In fact, grilled cheese sandwiches satisfy our ADHD taste bud tendencies. “Our brains are wired to tune out what’s constant and tune into contrasts,” says Ali Bouzari, author of Ingredient: Unveiling the Essential Elements of Food. So when both sides are grilled to perfection (which occurs when the butter is completely softened and applied evenly all over both slices, before placing them in a pan), you experience that happy crackle as you take a bite, followed by the soft pillow-y texture inside, and then the gooeyness of the cheese. Food scientists call this “dynamic contrast.” Add a cool slice of tomato or apple (but only after you’re done grilling, instructs Murray’s Cheese executive chef David Elkins) and you up your game by also varying the temperature and tang. Salty slivers of ham or bacon can also do the trick.

Just be careful not to add to many other ingredients to your sandwich or it becomes something else entirely. The tuna melt, the Reuben, the Monte Cristo—they all possess elements of a grilled cheese sandwich, but don’t be mistaken, in my book they are not grilled cheese sandwiches.

The beauty of the traditional grilled cheese is that all the elements get to shine; nothing falls by the wayside. And the best part is that the formula for all this is rather simple. “As long as you layer the ingredients bread-cheese-extra stuff-cheese-bread and avoid overstuffing, the sandwich will hold together,” says Mark Bittman, the author of the How To Cook Everything series, including the forthcoming How To Grill Everything.

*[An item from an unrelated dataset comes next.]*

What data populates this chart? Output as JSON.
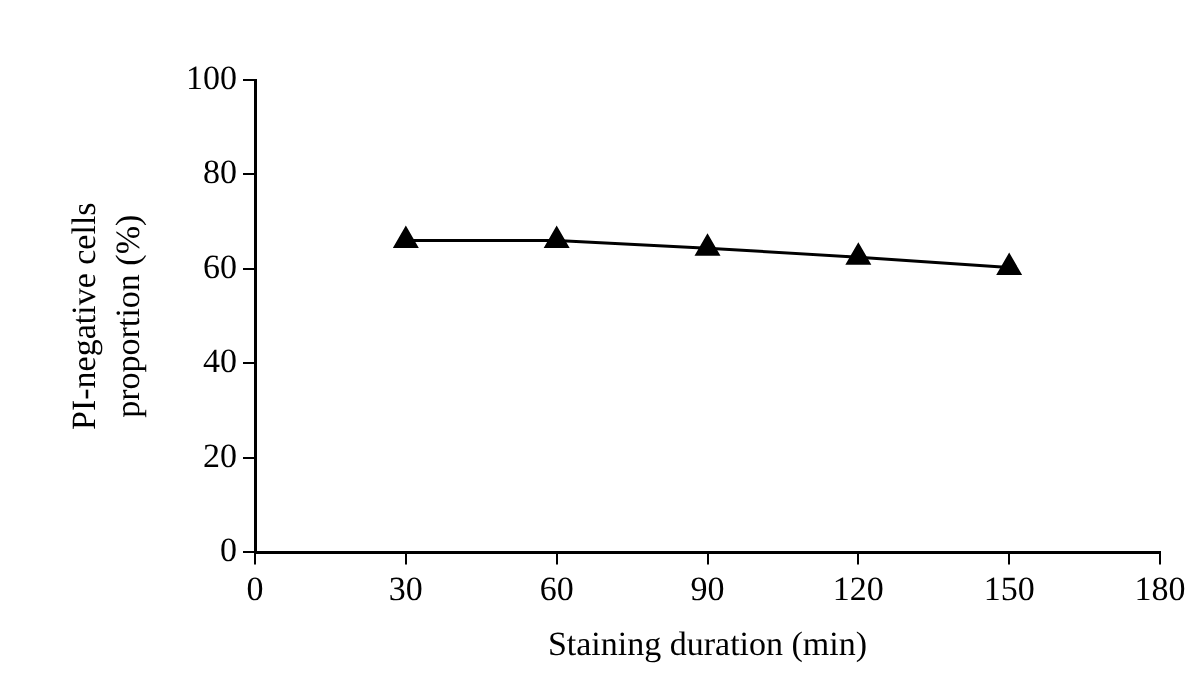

At the same time, a grilled cheese sandwich is most definitely something to be judged by its cover—which is to say, two square slices of bread cut from a loaf and buttered. Some people might slather on olive oil or mayonnaise instead, but this is not the grilled cheese nature intended. One of the earliest American grilled cheese recipes featuring the use of a pan (or “chafing dish”)—found in Marion H. Neil’s 1916 cookbook Sandwiches, Salads, and Chafing Dish Recipes—instructs home cooks to “place thick slices of cheese between the bread and fry in plenty of hot butter.” (While this delicacy wasn’t referred to as a grilled cheese sandwich per se, it had an equally apt name, “Cheese Dreams.”)

Still not convinced that butter is the way to go? Well, butter has special proteins, says James Briscione, author of The Flavor Matrix, “they add caramel-y-nutty brown flavors when warmed.”

The best grilled cheeses today are a tribute to the wonders of food science. In The Kitchen as Laboratory, protein chemist Jennifer Kimmel writes that a pH between 5.3 and 5.5 (which is the case with manchego, gruyere, gouda, and mild cheddars) provides the ideal level of gooeyness for a grilled cheese sandwich. Elkins from Murray’s favors cheddar (“because people expect it”), gouda (“for its tang”), and fontina (“for its meltiness”).

Heidi Gibson, co-owner of San Francisco’s The American Grilled Cheese Kitchen, an early-comer to the grilled-cheese-themed restaurant trend, experimented for several rounds before arriving at her winning combination of cheddar (“for the nostalgia factor”), Monterey Jack (“super local”) and Havarti (buttery and creamy).

These nuances were not as crucial back in the 1940s, when war-weary Americans wanted something easy, cheap and filling. White bread and American cheese did the job, and, as such, grilled cheese sandwiches were an ideal choice to include in the 1945 edition of a U.S. Navy cookbook. By the time the 1960s rolled in, packaged food was considered quality food—and, in turn, individually wrapped Kraft singles debuted in grilled cheese sandwiches across the land.

Part of grilled cheese’s staying power, it seems, is its uncanny ability to evolve in step with the taste of our times, while remaining true to its original self. What will we prize in our food choices decades from now? Whatever the case may be, I know I’ll find a grilled cheese sandwich on the menu to answer my every craving.